Nurses are known to be caring, patient, full of equanimity. You don’t go into the profession for cushy hours and padded salaries, and nurses are selflessly devoted to their jobs and their patients.
But the way Covid-19 has been handled in this country had pushed many of them to the brink. Nurses are now scared and angry to an unprecedented degree, at least if we go by the new virtual docu-play “That Kindness: Nurses in Their Own Words.”

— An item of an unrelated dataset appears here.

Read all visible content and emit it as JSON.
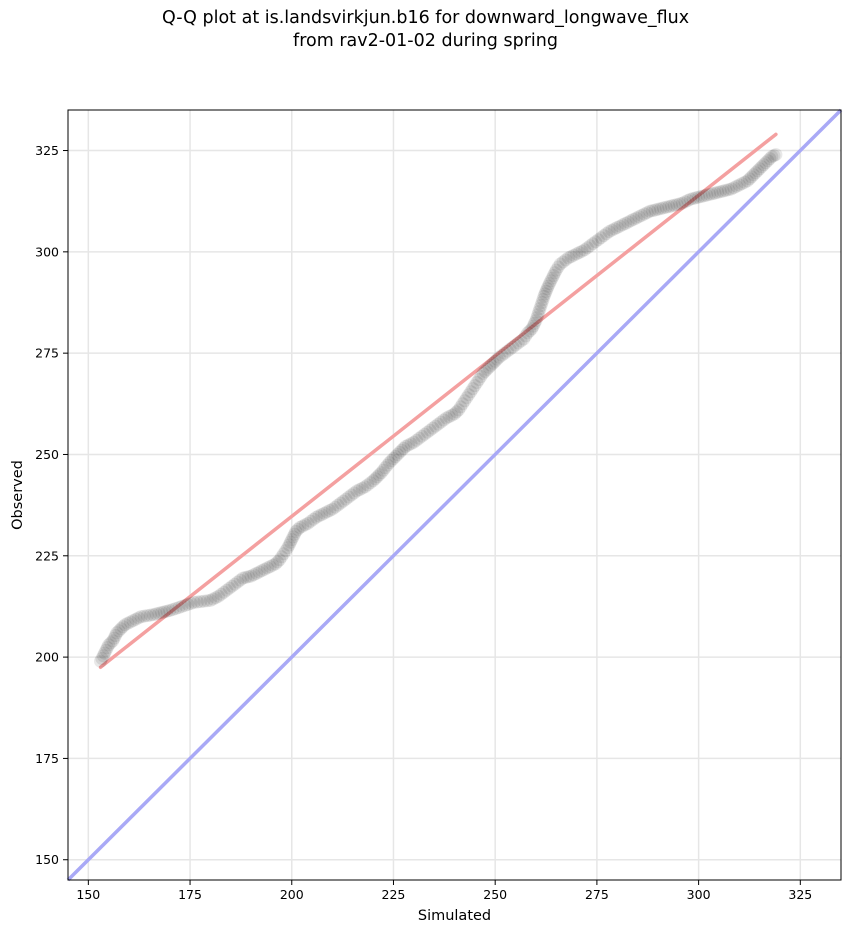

Based on interviews conducted by V, the writer and performer formerly known as Eve Ensler, the work-in-progress “That Kindness” (which the Brooklyn Academy of Music is streaming through Monday, in cooperation with two dozen theaters around the country) slowly builds up from feel-good stories of nurses discovering their vocation to seething evocations of frustration and even fury.

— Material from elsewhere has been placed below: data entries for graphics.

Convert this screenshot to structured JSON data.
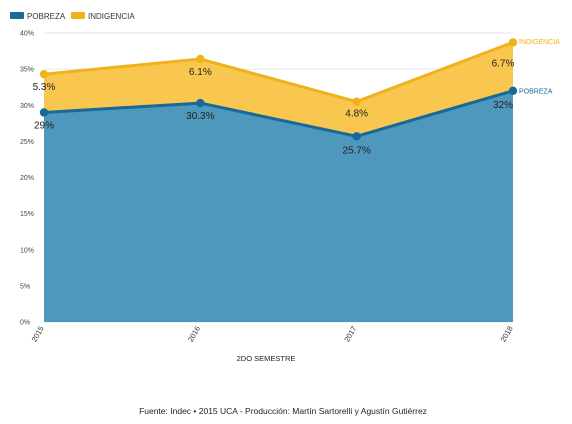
{
  "chart_data": {
    "type": "area",
    "stacked": true,
    "categories": [
      "2015",
      "2016",
      "2017",
      "2018"
    ],
    "xlabel": "2DO SEMESTRE",
    "ylabel": "",
    "ylim": [
      0,
      40
    ],
    "yticks": [
      "0%",
      "5%",
      "10%",
      "15%",
      "20%",
      "25%",
      "30%",
      "35%",
      "40%"
    ],
    "grid": true,
    "legend_position": "top-left",
    "series": [
      {
        "name": "POBREZA",
        "color": "#17699a",
        "fill": "#4e97bd",
        "values": [
          29,
          30.3,
          25.7,
          32
        ],
        "labels": [
          "29%",
          "30.3%",
          "25.7%",
          "32%"
        ],
        "end_label": "POBREZA"
      },
      {
        "name": "INDIGENCIA",
        "color": "#f0b21a",
        "fill": "#f9c74f",
        "values": [
          5.3,
          6.1,
          4.8,
          6.7
        ],
        "labels": [
          "5.3%",
          "6.1%",
          "4.8%",
          "6.7%"
        ],
        "end_label": "INDIGENCIA"
      }
    ],
    "source": "Fuente: Indec • 2015 UCA - Producción: Martín Sartorelli y Agustín Gutiérrez"
  }
}
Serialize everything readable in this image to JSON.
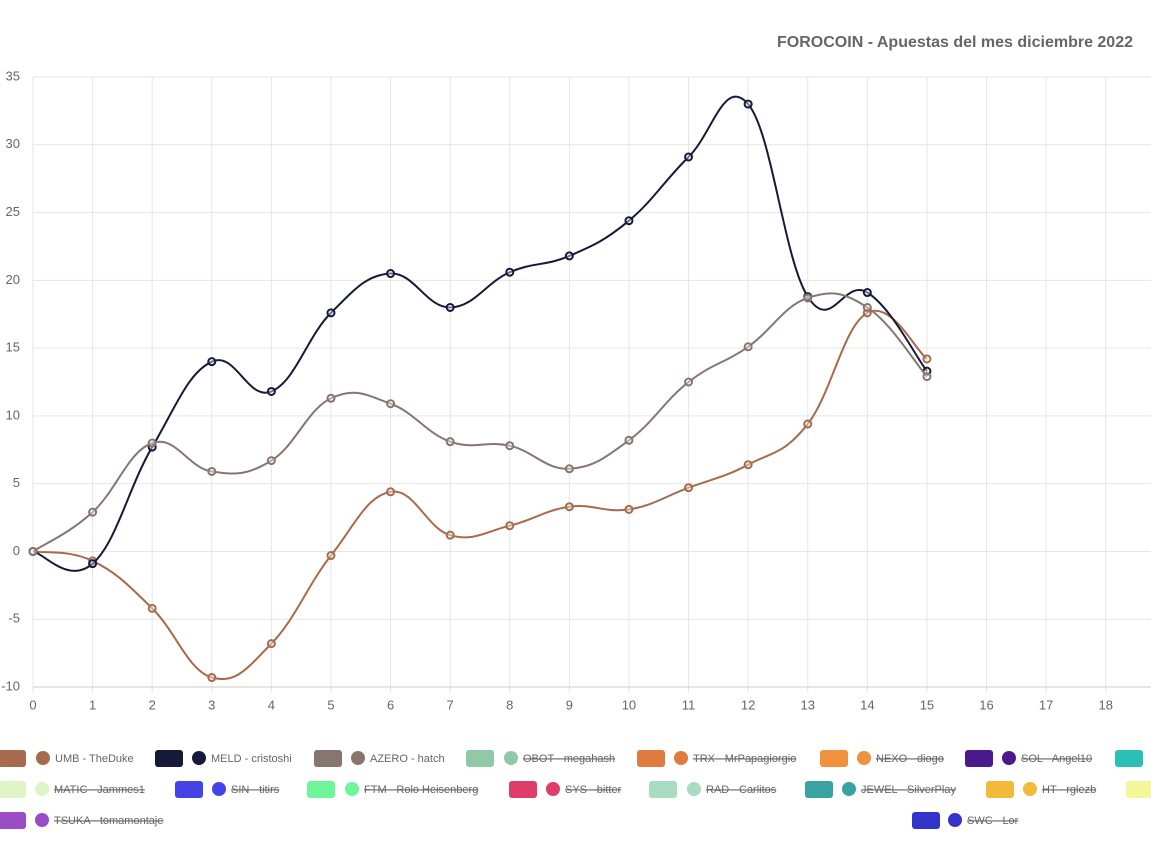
{
  "chart_data": {
    "type": "line",
    "title": "FOROCOIN - Apuestas del mes diciembre 2022",
    "x": [
      0,
      1,
      2,
      3,
      4,
      5,
      6,
      7,
      8,
      9,
      10,
      11,
      12,
      13,
      14,
      15
    ],
    "xlim": [
      0,
      18.76
    ],
    "xticks": [
      0,
      1,
      2,
      3,
      4,
      5,
      6,
      7,
      8,
      9,
      10,
      11,
      12,
      13,
      14,
      15,
      16,
      17,
      18
    ],
    "ylim": [
      -10,
      35
    ],
    "yticks": [
      -10,
      -5,
      0,
      5,
      10,
      15,
      20,
      25,
      30,
      35
    ],
    "grid": true,
    "series": [
      {
        "name": "UMB - TheDuke",
        "color": "#a86a4c",
        "values": [
          0,
          -0.7,
          -4.2,
          -9.3,
          -6.8,
          -0.3,
          4.4,
          1.2,
          1.9,
          3.3,
          3.1,
          4.7,
          6.4,
          9.4,
          17.6,
          14.2
        ]
      },
      {
        "name": "MELD - cristoshi",
        "color": "#161a3a",
        "values": [
          0,
          -0.9,
          7.7,
          14.0,
          11.8,
          17.6,
          20.5,
          18.0,
          20.6,
          21.8,
          24.4,
          29.1,
          33.0,
          18.8,
          19.1,
          13.3
        ]
      },
      {
        "name": "AZERO - hatch",
        "color": "#87756f",
        "values": [
          0,
          2.9,
          8.0,
          5.9,
          6.7,
          11.3,
          10.9,
          8.1,
          7.8,
          6.1,
          8.2,
          12.5,
          15.1,
          18.7,
          18.0,
          12.9
        ]
      }
    ],
    "hidden_series": [
      {
        "name": "OBOT - megahash",
        "color": "#8fc9a8"
      },
      {
        "name": "TRX - MrPapagiorgio",
        "color": "#e07a3f"
      },
      {
        "name": "NEXO - diogo",
        "color": "#f0913f"
      },
      {
        "name": "SOL - Angel10",
        "color": "#4a1a8c"
      },
      {
        "name": "MATIC - Jammes1",
        "color": "#dff5c7"
      },
      {
        "name": "SIN - titirs",
        "color": "#4444e6"
      },
      {
        "name": "FTM - Rolo Heisenberg",
        "color": "#6ef59a"
      },
      {
        "name": "SYS - bitter",
        "color": "#de3d6a"
      },
      {
        "name": "RAD - Carlitos",
        "color": "#a8dcc0"
      },
      {
        "name": "JEWEL - SilverPlay",
        "color": "#38a3a0"
      },
      {
        "name": "HT - rglezb",
        "color": "#f2b93b"
      },
      {
        "name": "TSUKA - tomamontaje",
        "color": "#9a4dc4"
      },
      {
        "name": "SWC - Lor",
        "color": "#3333cc"
      }
    ]
  }
}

“That, I did not sign up for!” reads one of the intertitles dividing the narrative into short sections. Billy Porter’s Tony gets that line — and he is a former military nurse who is used to tough situations. Andrea (Connie Britton) is just as agitated talking about her resentment of the selfish people who don’t take basic precautions to prevent the spread of the virus. She is enraged by those who refuse to wear masks, who travel to attend disease-spreading parties. “Am I going to die for this person?” she asks.
V shaped the source material into a play with help from her longtime collaborator James Lecesne, whose work inspired the Trevor Project. The collagelike format and bare-bones, talking-head staging (V also directed) are similar to Jessica Blank and Erik Jensen’s play “The Line,” about Covid-19 emergency medical workers. The cast includes Marisa Tomei, LaChanze and Rosie O’Donnell, among others, and everybody is terrific. Even the disparities in sound quality and occasional fluffed lines add to the mounting sense of urgency and exasperation.

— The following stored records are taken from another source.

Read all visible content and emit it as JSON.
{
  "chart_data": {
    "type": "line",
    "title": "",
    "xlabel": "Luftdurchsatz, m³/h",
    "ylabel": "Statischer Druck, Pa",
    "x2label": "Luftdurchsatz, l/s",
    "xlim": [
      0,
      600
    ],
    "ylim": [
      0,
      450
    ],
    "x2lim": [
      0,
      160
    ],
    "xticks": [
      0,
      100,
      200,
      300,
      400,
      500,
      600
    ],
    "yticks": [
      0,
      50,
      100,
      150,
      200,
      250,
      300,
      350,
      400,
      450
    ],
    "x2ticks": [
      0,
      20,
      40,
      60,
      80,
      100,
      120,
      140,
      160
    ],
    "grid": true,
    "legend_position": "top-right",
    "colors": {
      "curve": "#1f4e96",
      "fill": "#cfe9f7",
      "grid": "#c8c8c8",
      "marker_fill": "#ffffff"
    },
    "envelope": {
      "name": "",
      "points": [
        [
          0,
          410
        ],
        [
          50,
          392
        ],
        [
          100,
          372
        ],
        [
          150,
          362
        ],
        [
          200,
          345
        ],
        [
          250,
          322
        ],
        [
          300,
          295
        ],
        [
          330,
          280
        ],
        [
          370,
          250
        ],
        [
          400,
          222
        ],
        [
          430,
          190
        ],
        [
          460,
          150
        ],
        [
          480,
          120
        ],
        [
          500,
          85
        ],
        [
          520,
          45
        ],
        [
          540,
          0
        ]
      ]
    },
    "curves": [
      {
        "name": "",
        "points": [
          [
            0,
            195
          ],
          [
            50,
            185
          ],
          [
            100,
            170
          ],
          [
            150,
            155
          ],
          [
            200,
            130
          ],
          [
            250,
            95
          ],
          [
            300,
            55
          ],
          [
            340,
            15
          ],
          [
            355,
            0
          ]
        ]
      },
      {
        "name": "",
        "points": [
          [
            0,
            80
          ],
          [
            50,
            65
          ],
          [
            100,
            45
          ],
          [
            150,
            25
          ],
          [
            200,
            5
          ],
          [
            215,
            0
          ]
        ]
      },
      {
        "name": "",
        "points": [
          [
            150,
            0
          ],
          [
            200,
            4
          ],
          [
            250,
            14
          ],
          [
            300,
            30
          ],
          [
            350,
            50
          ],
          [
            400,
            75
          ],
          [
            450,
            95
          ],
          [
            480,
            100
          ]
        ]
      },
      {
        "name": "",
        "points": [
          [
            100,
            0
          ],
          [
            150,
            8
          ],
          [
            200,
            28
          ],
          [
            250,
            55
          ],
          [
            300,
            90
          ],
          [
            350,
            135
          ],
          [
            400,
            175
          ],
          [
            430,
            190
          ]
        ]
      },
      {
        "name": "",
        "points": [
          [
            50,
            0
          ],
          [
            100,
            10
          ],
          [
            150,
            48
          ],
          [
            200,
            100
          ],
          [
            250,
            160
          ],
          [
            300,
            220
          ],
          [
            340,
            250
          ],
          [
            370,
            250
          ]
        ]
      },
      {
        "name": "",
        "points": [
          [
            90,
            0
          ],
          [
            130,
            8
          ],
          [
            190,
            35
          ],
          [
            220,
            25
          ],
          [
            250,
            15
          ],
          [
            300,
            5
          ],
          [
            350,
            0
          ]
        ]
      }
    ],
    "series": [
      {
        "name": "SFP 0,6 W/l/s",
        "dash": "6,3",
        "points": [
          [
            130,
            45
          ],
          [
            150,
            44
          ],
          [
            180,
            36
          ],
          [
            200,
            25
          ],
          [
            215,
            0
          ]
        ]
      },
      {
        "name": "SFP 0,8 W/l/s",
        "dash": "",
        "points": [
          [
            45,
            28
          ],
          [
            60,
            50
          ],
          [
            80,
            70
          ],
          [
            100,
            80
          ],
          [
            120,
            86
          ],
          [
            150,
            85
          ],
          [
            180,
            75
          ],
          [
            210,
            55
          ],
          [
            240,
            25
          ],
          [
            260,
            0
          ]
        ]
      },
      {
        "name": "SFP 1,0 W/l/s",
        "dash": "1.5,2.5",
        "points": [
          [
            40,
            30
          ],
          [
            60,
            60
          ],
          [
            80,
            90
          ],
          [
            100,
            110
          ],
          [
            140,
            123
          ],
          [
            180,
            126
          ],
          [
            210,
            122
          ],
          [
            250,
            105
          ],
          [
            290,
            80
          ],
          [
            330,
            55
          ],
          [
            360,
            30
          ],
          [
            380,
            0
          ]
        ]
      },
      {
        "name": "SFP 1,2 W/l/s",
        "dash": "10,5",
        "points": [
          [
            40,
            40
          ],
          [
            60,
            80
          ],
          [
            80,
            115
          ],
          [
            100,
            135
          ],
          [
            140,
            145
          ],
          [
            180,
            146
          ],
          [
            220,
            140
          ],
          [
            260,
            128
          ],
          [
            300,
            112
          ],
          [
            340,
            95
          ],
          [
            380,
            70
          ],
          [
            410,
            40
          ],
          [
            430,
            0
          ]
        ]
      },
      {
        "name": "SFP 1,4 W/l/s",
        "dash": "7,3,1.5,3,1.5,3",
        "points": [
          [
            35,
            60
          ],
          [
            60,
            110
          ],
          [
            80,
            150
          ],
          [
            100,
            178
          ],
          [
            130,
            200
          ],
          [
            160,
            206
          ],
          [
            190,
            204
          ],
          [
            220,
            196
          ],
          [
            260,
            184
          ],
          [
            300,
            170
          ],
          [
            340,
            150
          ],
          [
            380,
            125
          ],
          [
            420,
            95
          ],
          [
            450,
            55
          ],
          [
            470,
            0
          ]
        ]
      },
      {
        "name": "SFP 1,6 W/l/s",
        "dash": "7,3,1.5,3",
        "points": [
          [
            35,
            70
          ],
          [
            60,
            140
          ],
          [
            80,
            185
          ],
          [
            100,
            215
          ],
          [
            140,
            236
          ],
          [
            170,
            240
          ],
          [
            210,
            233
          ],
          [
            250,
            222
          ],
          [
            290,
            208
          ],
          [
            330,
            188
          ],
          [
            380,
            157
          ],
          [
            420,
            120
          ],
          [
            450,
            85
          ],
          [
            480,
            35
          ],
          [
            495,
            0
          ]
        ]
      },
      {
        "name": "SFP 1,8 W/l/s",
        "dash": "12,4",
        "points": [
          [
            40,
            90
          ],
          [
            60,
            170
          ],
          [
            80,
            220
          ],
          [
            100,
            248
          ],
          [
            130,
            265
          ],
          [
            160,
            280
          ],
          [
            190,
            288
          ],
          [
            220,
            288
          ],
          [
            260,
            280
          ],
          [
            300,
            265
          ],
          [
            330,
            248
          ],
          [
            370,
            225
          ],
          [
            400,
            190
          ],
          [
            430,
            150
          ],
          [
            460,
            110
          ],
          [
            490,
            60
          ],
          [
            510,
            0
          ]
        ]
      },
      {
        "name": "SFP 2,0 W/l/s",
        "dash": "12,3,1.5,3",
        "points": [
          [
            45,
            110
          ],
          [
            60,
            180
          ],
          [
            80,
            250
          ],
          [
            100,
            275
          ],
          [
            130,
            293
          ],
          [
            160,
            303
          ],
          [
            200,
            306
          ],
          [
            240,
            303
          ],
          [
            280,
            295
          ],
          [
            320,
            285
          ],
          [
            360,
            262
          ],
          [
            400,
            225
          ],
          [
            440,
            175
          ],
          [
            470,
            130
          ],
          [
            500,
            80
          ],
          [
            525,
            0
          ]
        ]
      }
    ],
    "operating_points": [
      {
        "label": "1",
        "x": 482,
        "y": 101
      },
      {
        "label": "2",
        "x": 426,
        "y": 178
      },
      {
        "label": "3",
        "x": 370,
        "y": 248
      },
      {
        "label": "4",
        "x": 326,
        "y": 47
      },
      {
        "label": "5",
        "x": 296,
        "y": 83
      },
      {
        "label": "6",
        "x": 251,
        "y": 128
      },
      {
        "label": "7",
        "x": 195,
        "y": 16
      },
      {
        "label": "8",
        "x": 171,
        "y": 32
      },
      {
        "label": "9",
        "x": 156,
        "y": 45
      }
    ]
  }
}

As V explains in a prologue, her 2010 uterine cancer diagnosis and subsequent treatment — a grueling experience she recounted in her solo show “In the Body of the World” — instilled in her a devoted admiration for nurses. They are “a sacred kind, a holy species,” she says, deemed to be “radical angels of the heart.” That last adjective is key, because for V — who wrote the wildly influential “The Vagina Monologues” — the body is political, making nurses frontline combatants in a struggle for fair treatment and access to care.
Toward the end of the show, Sarah (Rosario Dawson) bitterly points out that many of her peers give up on the profession, finding it too hard to stomach a system in which corporate values take precedence over patients. “That Kindness,” which was produced with help from National Nurses United and the California Nurses Association, has a definite activist slant.